A potential match was arranged through family - let's call him Zz, 30M. On paper he looks great: BTech, corporate job, cleared several govt exams, has switched between a few govt jobs so he is definitely hardworking. As the eldest son he even sponsored his younger brother to study abroad. Father is a govt employee, mother is a homemaker.

I (28F) like the groom. He is hardworking, intelligent and takes responsibility for his family.

The problem came during the family meetup. His mother and younger brother are very dominant. It was full of 'chhota beta raja beta, bada beta aloo sabzi' energy. Most of the suspicion came from the younger brother, who kept forcing his opinions.

When I said I don't have Instagram or Snapchat, he kept pushing: 'How can you be this age and not have anything? You must have had accounts - you're just deleting everything now, putting up a clean slate, white‑washing your past so you can get married.' It felt like an interrogation.

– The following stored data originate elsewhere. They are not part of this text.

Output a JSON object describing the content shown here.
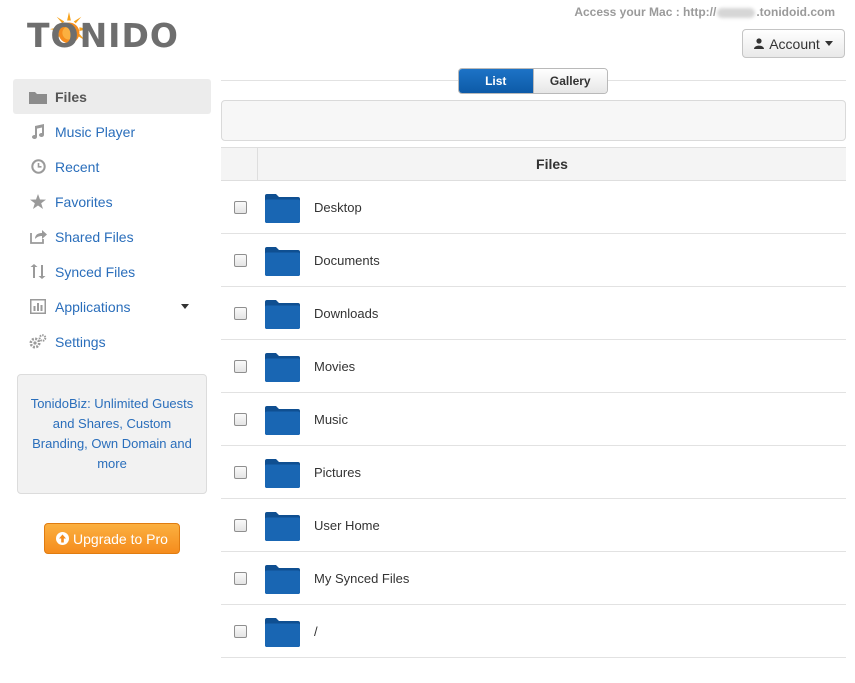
{
  "header": {
    "logo_text": "TONIDO",
    "access_prefix": "Access your Mac : http://",
    "access_suffix": ".tonidoid.com",
    "account_label": "Account"
  },
  "sidebar": {
    "items": [
      {
        "label": "Files",
        "icon": "folder-icon",
        "active": true
      },
      {
        "label": "Music Player",
        "icon": "music-note-icon"
      },
      {
        "label": "Recent",
        "icon": "clock-icon"
      },
      {
        "label": "Favorites",
        "icon": "star-icon"
      },
      {
        "label": "Shared Files",
        "icon": "share-icon"
      },
      {
        "label": "Synced Files",
        "icon": "sync-icon"
      },
      {
        "label": "Applications",
        "icon": "bar-chart-icon",
        "dropdown": true
      },
      {
        "label": "Settings",
        "icon": "gears-icon"
      }
    ],
    "promo_text": "TonidoBiz: Unlimited Guests and Shares, Custom Branding, Own Domain and more",
    "upgrade_label": "Upgrade to Pro"
  },
  "view_toggle": {
    "list_label": "List",
    "gallery_label": "Gallery"
  },
  "table": {
    "header": "Files",
    "rows": [
      "Desktop",
      "Documents",
      "Downloads",
      "Movies",
      "Music",
      "Pictures",
      "User Home",
      "My Synced Files",
      "/"
    ]
  },
  "colors": {
    "link": "#2a6ebb",
    "folder": "#1560a8",
    "upgrade": "#f5961f",
    "toggle_active": "#0d5aa7"
  }
}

I am an introvert, I have only 2-3 friends and I like keeping my life private. I did use Instagram in college but deleted it 4-5 years ago to focus on govt exam prep and never went back. I use Pinterest, Reddit to read, and WhatsApp - that's it.

To them, not having socials in this generation means 'something must be wrong.' For me it's just how I am.

The conversation itself was awkward too, but that's on me - it was my first 'table meeting' and I was nervous. So yeah, awkward, but not a dealbreaker.

Zz himself was fine. He didn't create drama. It was mostly his brother driving the suspicion.

Imran

The man should have the spine to shut his brother down. A good partner supports you in front of family even before you're married. If he can't stand up for you now, he might not back you up later when any family member attacks you. I'm not saying he can't be a good husband, but the chances are low.

Deepika

If this was your first meeting, it's okay – chota beta is still young, he doesn't have much sense yet, so don't bother. If you liked the guy, ask for his number or tell your parents you want to talk for a few days to get to know him better, then decide.

Aman

Don't think it's a big deal. You're making a mountain out of a molehill.

Dinesh

Maybe you are overthinking. Just look around on social media where people do the same things the younger brother was insisting on. He may not be correct in his approach, but give him the benefit of the doubt and talk to the main guy to clear the confusion.

Nikhil

That's okay, many people suffer from the 'I am always right and know everything' syndrome.

Let me give you an insight to help you decide.

Such issues appear in every rishta, and if you can't find one, trust me, another will come later.

The fact is, weigh the pros against the cons.

Is the guy worth the trouble or not?

Most people believe what they want irrespective of reality.

My best wishes for your future adventure.

Yamini

Invite them to your place. That's standard rishta process and your family deserves to observe them.

About the social‑media interrogation – be frank. Society is slowly unlearning the habit of labeling people and the idea that a woman's digital footprint defines her character. That work is real and important.

What happened in that meeting was the opposite. A younger brother treated your privacy as suspicious, your silence as evidence, your boundaries as something needing explanation – that's not traditional caution, it's a controlling mindset wearing rishta clothes.

Not having Instagram isn't a character flaw. It's a choice. A mature person respects that without interrogation.

The boy may be decent, but the family showed you something in round one. Watch carefully whether round two looks different or whether the same insects bring the same poison to your home next time.

You deserve someone whose family sees your boundaries as strength, not a threat.

Sameer

If you marry this guy, his brother might be the one accusing you of everything and criticizing you if any bedroom issues arise. Huge red flag! Run away from such controlling people. Even if the groom is good, they will cause the marriage to fail, and the groom should step up and shut his brother's mouth instead of being a doormat.

Sonia

Reminds me of a girl's dad who said there must be something wrong with me because I said I need no dowry.